Os narradores de Bernardo Ajzenberg são frustrados na realidade e, por isso, misturaram a ela fantasias que alimentam transtornos.
O número dois não está apenas no título ou na quantidade de textos que compõem o livro Duas novelas, do escritor, jornalista e tradutor Bernardo Ajzenberg. A dupla, o dois, é componente importante das duas novelas reunidas neste volume. Ou melhor, a relação entre sociedades e os dramas que elas escondem é o tema central. Não poderia ter assunto mais maçante, menos interessante, que o mundo dos negócios. Mas não são rotinas de escritórios e reuniões que Ajzenberg traz para essas novelas, e sim delírios pessoais, que formam histórias sedutoras, transitando nos limites entre confiança, verdades e mentiras, realidades e invenções de uma mente mergulhada na ficção.

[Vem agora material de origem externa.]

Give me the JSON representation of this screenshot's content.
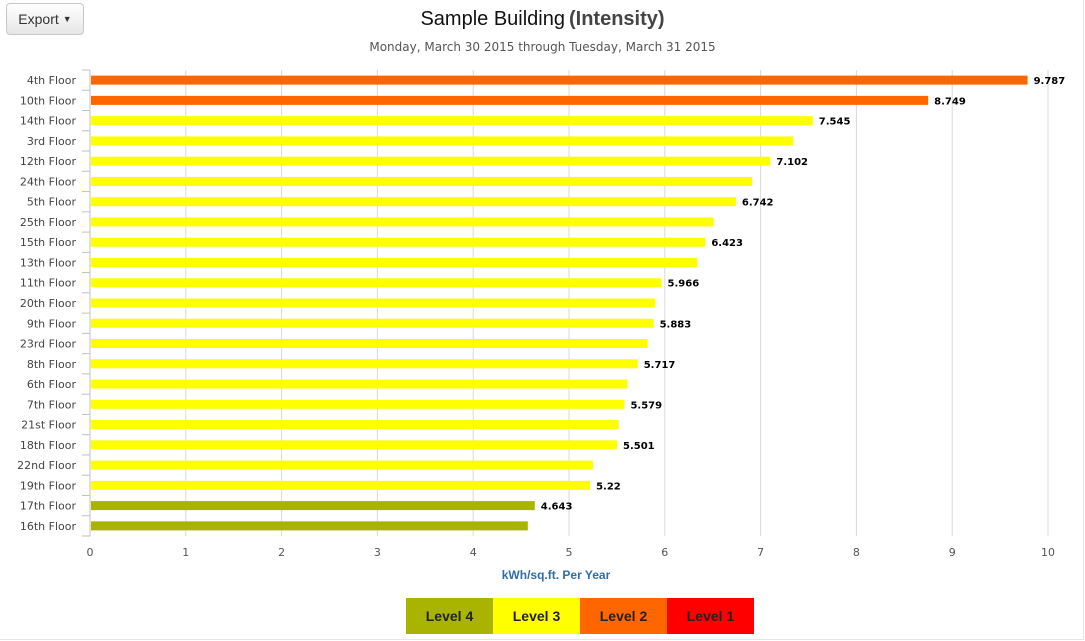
{
  "toolbar": {
    "export_label": "Export"
  },
  "chart_data": {
    "type": "bar",
    "orientation": "horizontal",
    "title": "Sample Building",
    "title_suffix": "(Intensity)",
    "subtitle": "Monday, March 30 2015 through Tuesday, March 31 2015",
    "xlabel": "kWh/sq.ft. Per Year",
    "xlim": [
      0,
      10
    ],
    "xticks": [
      0,
      1,
      2,
      3,
      4,
      5,
      6,
      7,
      8,
      9,
      10
    ],
    "grid": true,
    "categories": [
      "4th Floor",
      "10th Floor",
      "14th Floor",
      "3rd Floor",
      "12th Floor",
      "24th Floor",
      "5th Floor",
      "25th Floor",
      "15th Floor",
      "13th Floor",
      "11th Floor",
      "20th Floor",
      "9th Floor",
      "23rd Floor",
      "8th Floor",
      "6th Floor",
      "7th Floor",
      "21st Floor",
      "18th Floor",
      "22nd Floor",
      "19th Floor",
      "17th Floor",
      "16th Floor"
    ],
    "values": [
      9.787,
      8.749,
      7.545,
      7.34,
      7.102,
      6.91,
      6.742,
      6.51,
      6.423,
      6.34,
      5.966,
      5.9,
      5.883,
      5.82,
      5.717,
      5.61,
      5.579,
      5.52,
      5.501,
      5.25,
      5.22,
      4.643,
      4.57
    ],
    "data_labels": [
      "9.787",
      "8.749",
      "7.545",
      "",
      "7.102",
      "",
      "6.742",
      "",
      "6.423",
      "",
      "5.966",
      "",
      "5.883",
      "",
      "5.717",
      "",
      "5.579",
      "",
      "5.501",
      "",
      "5.22",
      "4.643",
      ""
    ],
    "levels": [
      "Level 2",
      "Level 2",
      "Level 3",
      "Level 3",
      "Level 3",
      "Level 3",
      "Level 3",
      "Level 3",
      "Level 3",
      "Level 3",
      "Level 3",
      "Level 3",
      "Level 3",
      "Level 3",
      "Level 3",
      "Level 3",
      "Level 3",
      "Level 3",
      "Level 3",
      "Level 3",
      "Level 3",
      "Level 4",
      "Level 4"
    ],
    "legend": {
      "placement": "bottom-center",
      "items": [
        {
          "name": "Level 4",
          "color": "#a8b400"
        },
        {
          "name": "Level 3",
          "color": "#ffff00"
        },
        {
          "name": "Level 2",
          "color": "#ff6600"
        },
        {
          "name": "Level 1",
          "color": "#ff0000"
        }
      ]
    }
  }
}
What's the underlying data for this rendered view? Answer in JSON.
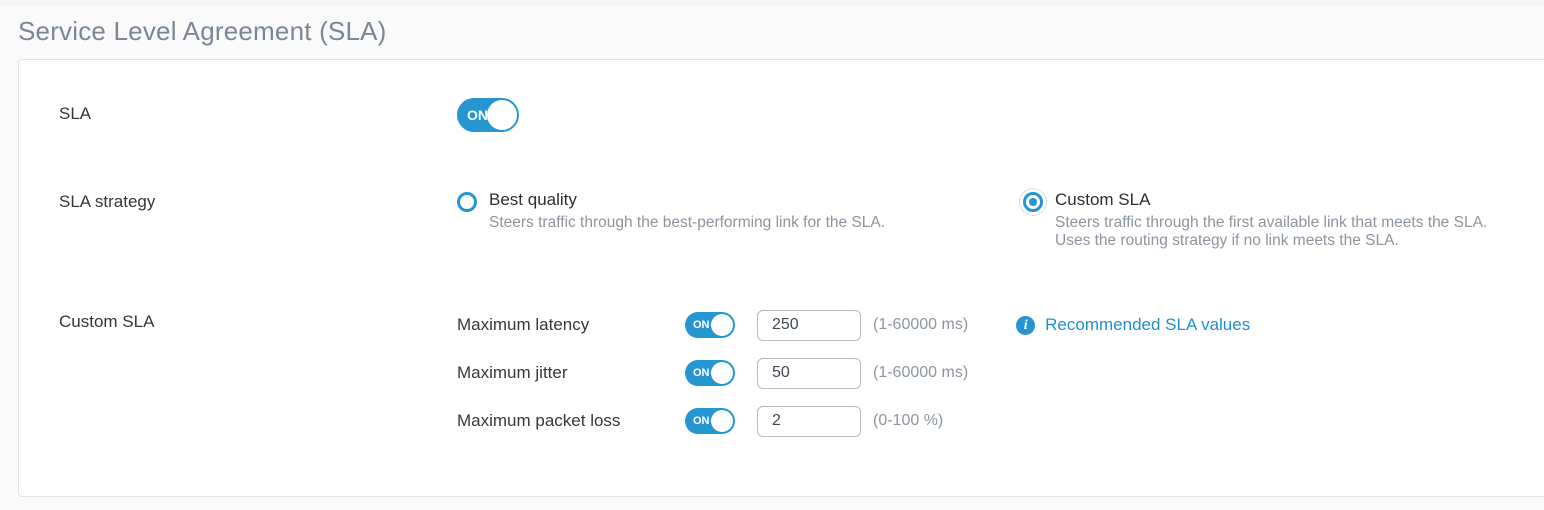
{
  "page": {
    "title": "Service Level Agreement (SLA)"
  },
  "form": {
    "sla": {
      "label": "SLA",
      "toggle_state": "ON"
    },
    "strategy": {
      "label": "SLA strategy",
      "options": [
        {
          "label": "Best quality",
          "description": "Steers traffic through the best-performing link for the SLA.",
          "selected": false
        },
        {
          "label": "Custom SLA",
          "description": "Steers traffic through the first available link that meets the SLA. Uses the routing strategy if no link meets the SLA.",
          "selected": true
        }
      ]
    },
    "custom_sla": {
      "label": "Custom SLA",
      "rows": [
        {
          "label": "Maximum latency",
          "toggle_state": "ON",
          "value": "250",
          "hint": "(1-60000 ms)"
        },
        {
          "label": "Maximum jitter",
          "toggle_state": "ON",
          "value": "50",
          "hint": "(1-60000 ms)"
        },
        {
          "label": "Maximum packet loss",
          "toggle_state": "ON",
          "value": "2",
          "hint": "(0-100 %)"
        }
      ],
      "recommended_link": "Recommended SLA values"
    }
  },
  "colors": {
    "accent_blue": "#2596d1",
    "link_blue": "#1f8fd1",
    "title_gray": "#7b8796",
    "muted_text": "#8d959e"
  },
  "icons": {
    "info": "i"
  }
}
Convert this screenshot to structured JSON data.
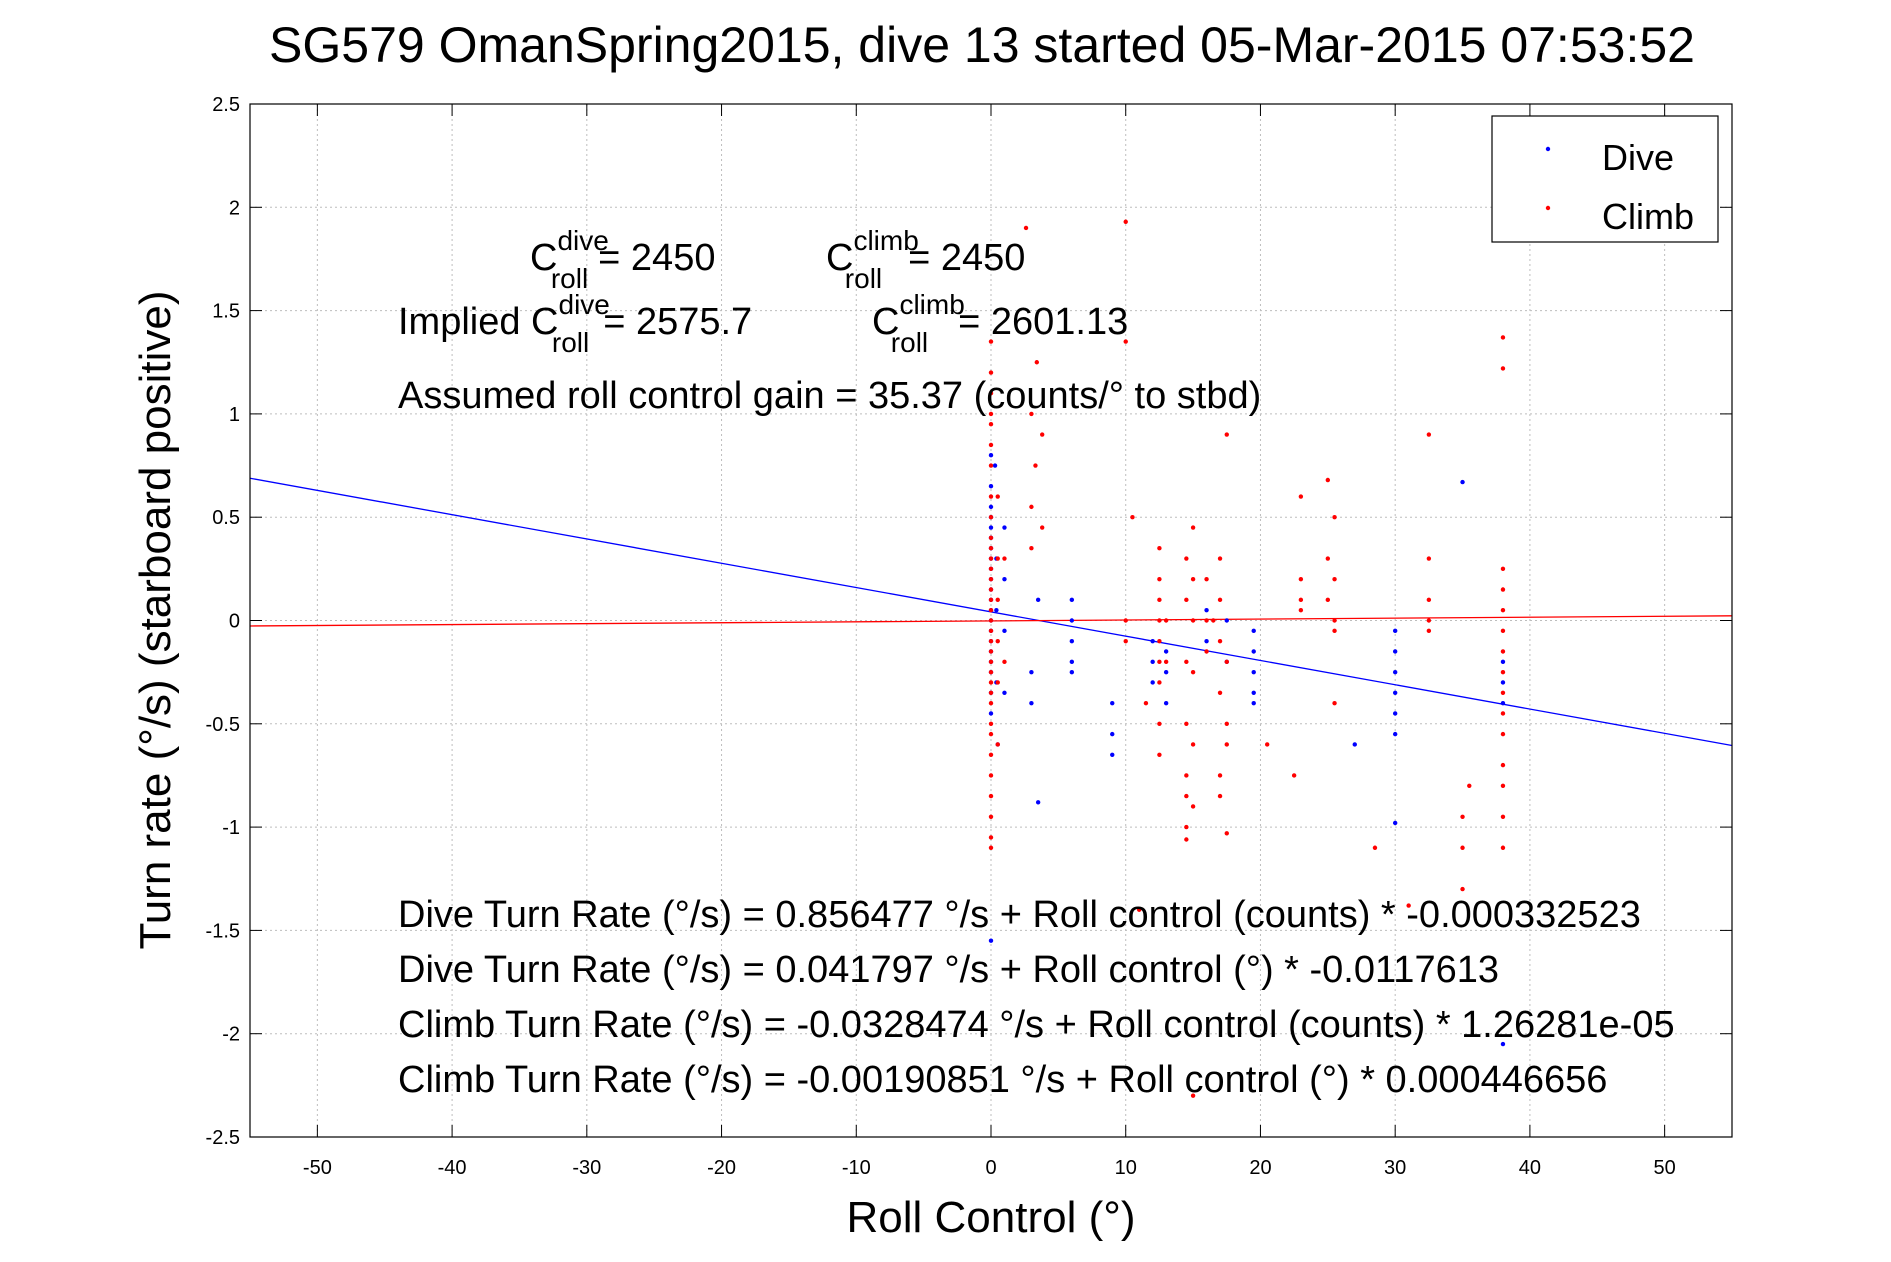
{
  "chart_data": {
    "type": "scatter",
    "title": "SG579 OmanSpring2015, dive 13 started 05-Mar-2015 07:53:52",
    "xlabel": "Roll Control (°)",
    "ylabel": "Turn rate (°/s) (starboard positive)",
    "xlim": [
      -55,
      55
    ],
    "ylim": [
      -2.5,
      2.5
    ],
    "xticks": [
      -50,
      -40,
      -30,
      -20,
      -10,
      0,
      10,
      20,
      30,
      40,
      50
    ],
    "yticks": [
      -2.5,
      -2,
      -1.5,
      -1,
      -0.5,
      0,
      0.5,
      1,
      1.5,
      2,
      2.5
    ],
    "xtick_labels": [
      "-50",
      "-40",
      "-30",
      "-20",
      "-10",
      "0",
      "10",
      "20",
      "30",
      "40",
      "50"
    ],
    "ytick_labels": [
      "-2.5",
      "-2",
      "-1.5",
      "-1",
      "-0.5",
      "0",
      "0.5",
      "1",
      "1.5",
      "2",
      "2.5"
    ],
    "grid": true,
    "legend_position": "top-right",
    "legend": [
      {
        "name": "Dive",
        "color": "#0000ff"
      },
      {
        "name": "Climb",
        "color": "#ff0000"
      }
    ],
    "series": [
      {
        "name": "Dive",
        "color": "#0000ff",
        "points": [
          [
            0,
            0.8
          ],
          [
            0,
            0.65
          ],
          [
            0,
            0.55
          ],
          [
            0,
            0.5
          ],
          [
            0,
            0.45
          ],
          [
            0,
            0.4
          ],
          [
            0,
            0.35
          ],
          [
            0,
            0.3
          ],
          [
            0,
            0.25
          ],
          [
            0,
            0.2
          ],
          [
            0,
            0.15
          ],
          [
            0,
            0.1
          ],
          [
            0,
            0.05
          ],
          [
            0,
            0.0
          ],
          [
            0,
            -0.05
          ],
          [
            0,
            -0.1
          ],
          [
            0,
            -0.15
          ],
          [
            0,
            -0.2
          ],
          [
            0,
            -0.25
          ],
          [
            0,
            -0.35
          ],
          [
            0,
            -0.45
          ],
          [
            0,
            -1.55
          ],
          [
            0.3,
            0.75
          ],
          [
            0.4,
            0.3
          ],
          [
            0.4,
            0.05
          ],
          [
            0.4,
            -0.3
          ],
          [
            0.5,
            -0.6
          ],
          [
            1,
            0.45
          ],
          [
            1,
            0.2
          ],
          [
            1,
            -0.05
          ],
          [
            1,
            -0.35
          ],
          [
            3,
            -0.25
          ],
          [
            3,
            -0.4
          ],
          [
            3.5,
            0.1
          ],
          [
            3.5,
            -0.88
          ],
          [
            6,
            0.1
          ],
          [
            6,
            0.0
          ],
          [
            6,
            -0.1
          ],
          [
            6,
            -0.2
          ],
          [
            6,
            -0.25
          ],
          [
            9,
            -0.4
          ],
          [
            9,
            -0.55
          ],
          [
            9,
            -0.65
          ],
          [
            12,
            -0.1
          ],
          [
            12,
            -0.2
          ],
          [
            12,
            -0.3
          ],
          [
            13,
            -0.15
          ],
          [
            13,
            -0.25
          ],
          [
            13,
            -0.4
          ],
          [
            16,
            0.05
          ],
          [
            16,
            -0.1
          ],
          [
            17.5,
            0.0
          ],
          [
            17.5,
            -0.2
          ],
          [
            19.5,
            -0.05
          ],
          [
            19.5,
            -0.15
          ],
          [
            19.5,
            -0.25
          ],
          [
            19.5,
            -0.35
          ],
          [
            19.5,
            -0.4
          ],
          [
            27,
            -0.6
          ],
          [
            30,
            -0.05
          ],
          [
            30,
            -0.15
          ],
          [
            30,
            -0.25
          ],
          [
            30,
            -0.35
          ],
          [
            30,
            -0.45
          ],
          [
            30,
            -0.55
          ],
          [
            30,
            -0.98
          ],
          [
            35,
            0.67
          ],
          [
            38,
            -0.2
          ],
          [
            38,
            -0.3
          ],
          [
            38,
            -0.4
          ],
          [
            38,
            -2.05
          ]
        ]
      },
      {
        "name": "Climb",
        "color": "#ff0000",
        "points": [
          [
            0,
            1.35
          ],
          [
            0,
            1.2
          ],
          [
            0,
            1.1
          ],
          [
            0,
            1.0
          ],
          [
            0,
            0.95
          ],
          [
            0,
            0.85
          ],
          [
            0,
            0.75
          ],
          [
            0,
            0.6
          ],
          [
            0,
            0.5
          ],
          [
            0,
            0.4
          ],
          [
            0,
            0.35
          ],
          [
            0,
            0.3
          ],
          [
            0,
            0.25
          ],
          [
            0,
            0.2
          ],
          [
            0,
            0.15
          ],
          [
            0,
            0.1
          ],
          [
            0,
            0.05
          ],
          [
            0,
            0.0
          ],
          [
            0,
            -0.05
          ],
          [
            0,
            -0.1
          ],
          [
            0,
            -0.15
          ],
          [
            0,
            -0.2
          ],
          [
            0,
            -0.25
          ],
          [
            0,
            -0.3
          ],
          [
            0,
            -0.35
          ],
          [
            0,
            -0.4
          ],
          [
            0,
            -0.5
          ],
          [
            0,
            -0.55
          ],
          [
            0,
            -0.65
          ],
          [
            0,
            -0.75
          ],
          [
            0,
            -0.85
          ],
          [
            0,
            -0.95
          ],
          [
            0,
            -1.05
          ],
          [
            0,
            -1.1
          ],
          [
            0.5,
            0.6
          ],
          [
            0.5,
            0.3
          ],
          [
            0.5,
            0.1
          ],
          [
            0.5,
            -0.1
          ],
          [
            0.5,
            -0.3
          ],
          [
            0.5,
            -0.6
          ],
          [
            1,
            0.3
          ],
          [
            1,
            -0.2
          ],
          [
            2.6,
            1.9
          ],
          [
            3,
            1.0
          ],
          [
            3,
            0.55
          ],
          [
            3,
            0.35
          ],
          [
            3.3,
            0.75
          ],
          [
            3.4,
            1.25
          ],
          [
            3.8,
            0.45
          ],
          [
            3.8,
            0.9
          ],
          [
            10,
            1.93
          ],
          [
            10,
            1.35
          ],
          [
            10,
            0.0
          ],
          [
            10,
            -0.1
          ],
          [
            11,
            -1.4
          ],
          [
            10.5,
            0.5
          ],
          [
            11.5,
            -0.4
          ],
          [
            12.5,
            0.35
          ],
          [
            12.5,
            0.2
          ],
          [
            12.5,
            0.1
          ],
          [
            12.5,
            0.0
          ],
          [
            12.5,
            -0.1
          ],
          [
            12.5,
            -0.2
          ],
          [
            12.5,
            -0.3
          ],
          [
            12.5,
            -0.5
          ],
          [
            12.5,
            -0.65
          ],
          [
            13,
            0.0
          ],
          [
            13,
            -0.2
          ],
          [
            14.5,
            0.3
          ],
          [
            14.5,
            0.1
          ],
          [
            14.5,
            -0.2
          ],
          [
            14.5,
            -0.5
          ],
          [
            14.5,
            -0.75
          ],
          [
            14.5,
            -0.85
          ],
          [
            14.5,
            -1.0
          ],
          [
            14.5,
            -1.06
          ],
          [
            15,
            0.45
          ],
          [
            15,
            0.2
          ],
          [
            15,
            0.0
          ],
          [
            15,
            -0.25
          ],
          [
            15,
            -0.6
          ],
          [
            15,
            -0.9
          ],
          [
            15,
            -2.3
          ],
          [
            16,
            0.2
          ],
          [
            16,
            0.0
          ],
          [
            16,
            -0.15
          ],
          [
            16.5,
            0.0
          ],
          [
            17,
            0.3
          ],
          [
            17,
            0.1
          ],
          [
            17,
            -0.1
          ],
          [
            17,
            -0.35
          ],
          [
            17,
            -0.75
          ],
          [
            17,
            -0.85
          ],
          [
            17.5,
            0.9
          ],
          [
            17.5,
            -0.2
          ],
          [
            17.5,
            -0.5
          ],
          [
            17.5,
            -0.6
          ],
          [
            17.5,
            -1.03
          ],
          [
            20.5,
            -0.6
          ],
          [
            23,
            0.6
          ],
          [
            23,
            0.2
          ],
          [
            23,
            0.1
          ],
          [
            23,
            0.05
          ],
          [
            22.5,
            -0.75
          ],
          [
            25,
            0.68
          ],
          [
            25,
            0.3
          ],
          [
            25,
            0.1
          ],
          [
            25.5,
            0.5
          ],
          [
            25.5,
            0.2
          ],
          [
            25.5,
            -0.05
          ],
          [
            25.5,
            -0.4
          ],
          [
            25.5,
            0.0
          ],
          [
            28.5,
            -1.1
          ],
          [
            31,
            -1.38
          ],
          [
            32.5,
            0.9
          ],
          [
            32.5,
            0.3
          ],
          [
            32.5,
            0.1
          ],
          [
            32.5,
            0.0
          ],
          [
            32.5,
            -0.05
          ],
          [
            35,
            -0.95
          ],
          [
            35,
            -1.1
          ],
          [
            35,
            -1.3
          ],
          [
            35.5,
            -0.8
          ],
          [
            38,
            1.37
          ],
          [
            38,
            1.22
          ],
          [
            38,
            0.25
          ],
          [
            38,
            0.15
          ],
          [
            38,
            0.05
          ],
          [
            38,
            -0.05
          ],
          [
            38,
            -0.15
          ],
          [
            38,
            -0.25
          ],
          [
            38,
            -0.35
          ],
          [
            38,
            -0.45
          ],
          [
            38,
            -0.55
          ],
          [
            38,
            -0.7
          ],
          [
            38,
            -0.8
          ],
          [
            38,
            -0.95
          ],
          [
            38,
            -1.1
          ]
        ]
      }
    ],
    "fit_lines": [
      {
        "name": "Dive fit",
        "color": "#0000ff",
        "intercept": 0.041797,
        "slope": -0.0117613
      },
      {
        "name": "Climb fit",
        "color": "#ff0000",
        "intercept": -0.00190851,
        "slope": 0.000446656
      }
    ],
    "annotations": {
      "c_roll_dive": {
        "base": "C",
        "sup": "dive",
        "sub": "roll",
        "value": "= 2450"
      },
      "c_roll_climb": {
        "base": "C",
        "sup": "climb",
        "sub": "roll",
        "value": "= 2450"
      },
      "implied_prefix": "Implied C",
      "implied_dive": {
        "sup": "dive",
        "sub": "roll",
        "value": "= 2575.7"
      },
      "implied_climb": {
        "base": "C",
        "sup": "climb",
        "sub": "roll",
        "value": "= 2601.13"
      },
      "gain_line": "Assumed roll control gain = 35.37 (counts/° to stbd)",
      "equations": [
        "Dive Turn Rate (°/s) = 0.856477 °/s + Roll control (counts) * -0.000332523",
        "Dive Turn Rate (°/s) = 0.041797 °/s + Roll control (°) * -0.0117613",
        "Climb Turn Rate (°/s) = -0.0328474 °/s + Roll control (counts) * 1.26281e-05",
        "Climb Turn Rate (°/s) = -0.00190851 °/s + Roll control (°) * 0.000446656"
      ]
    }
  }
}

A primeira novela, “Goldstein & Camargo” – também a mais extensa, ocupando quase todo o livro –, apresenta ao leitor a vida da sociedade de dois advogados levados pelo seu professor e mentor a criarem um escritório e trabalharem juntos. Narrado em primeira pessoa por Paulo Viena Camargo, a história começa a partir do momento em que o escritório decide defender na justiça um amigo de infância de Márcio Goldstein. Pasquali é assassino confesso de sua mulher; para Goldstein, o episódio não passa de um caso de autodefesa, mas para Camargo o delírio mental do réu é o real motivo desse ato de desespero. Em anos de sociedade, Camargo e Goldstein nunca foram além do campo profissional, e esse caso acaba aproximando o narrador da vida de seu sócio, revelando traumas e desejos escondidos por trás da aparência organizada de Goldstein.
Bernardo Ajzenberg leva seu narrador a contar essa história através dos apontamentos do próprio sócio, encontrando em seu computador uma espécie de diário digital em que utiliza seu almejado talento literário para falar de Pasquali, sua infância e as memórias trágicas que traz dela. Porém, a veracidade do que Goldstein coloca nesse diário é contestado pela sua família, levando Camargo a descobrir que não é apenas Pasquali que possui um problema de ordem mental. E o leitor é tragado para dentro dessa confusão de fatos, do que realmente aconteceu na vida de Goldstein e do que é invenção de sua mente perturbada. Aos poucos, Ajzenberg liga os pontos do vai e vem da narrativa no tempo e esclarece o que é realidade e o que é ficção dentro da trama, mas no fim o mistério se mostra facilmente visível, não custa leitura ou interpretação para se colocar imediatamente ao lado do narrador no embate que trava com seu sócio.
Na segunda novela, “Efeito suspensório”, novamente Ajzenberg escolhe a primeira pessoa. Dessa vez o narrador é Líbero Serra, um homem com ânsia de entrar para o mundo do teatro, envolvido com uma atriz e que tem de suas memórias igualmente misturadas no tempo a lembrança de uma sociedade cujo produto não chega a se concretizar. Jonas é um empresário ousado, que lança a ideia de um restaurante-teatro, dando a Líbero a oportunidade de largar o emprego em uma fundação comandada por um amigo e exercer finalmente seu papel de diretor. A relação entre ele e Jonas parece por demais íntima, fazendo o leitor acreditar que as reuniões acabarão por levá-los a algo além do profissional, mas o autor mostra uma reviravolta na vida pessoal de Líbero que envolve outras pessoas.
Se em “Goldstein & Camargo” o narrador se mostra plenamente consciente e correto no julgamento das pessoas que o rodeiam, aqui o narrador coloca na sua fala toda a perturbação que sua mente carrega. Líbero é um personagem marcado pela traição, amargurado com o rumo que sua vida toma, anunciando a cada frase uma exaltação de espírito que desemboca em violência. Um homem sem controle das próprias ações, que busca um falso domínio sobre outras pessoas, mas é obedecido apenas por sua cadela.
Bernardo Ajzenberg traz em Duas novelas narrativas criadas pelo fluxo de consciência de dois homens comuns, com quem esbarramos diariamente nas grandes cidades, preocupados com suas carreiras, escondendo de todos os dramas pessoais que lhes tiram o sono e atormentam a alma. Goldstein era o escritor frustrado que se dedicou à advocacia, Líbero o economista que sonhava com a vida artística no teatro. Dois personagens inquietos com forte ligação com a ficção, frustrados na realidade e que, por isso, misturaram a ela fantasias que alimentam transtornos.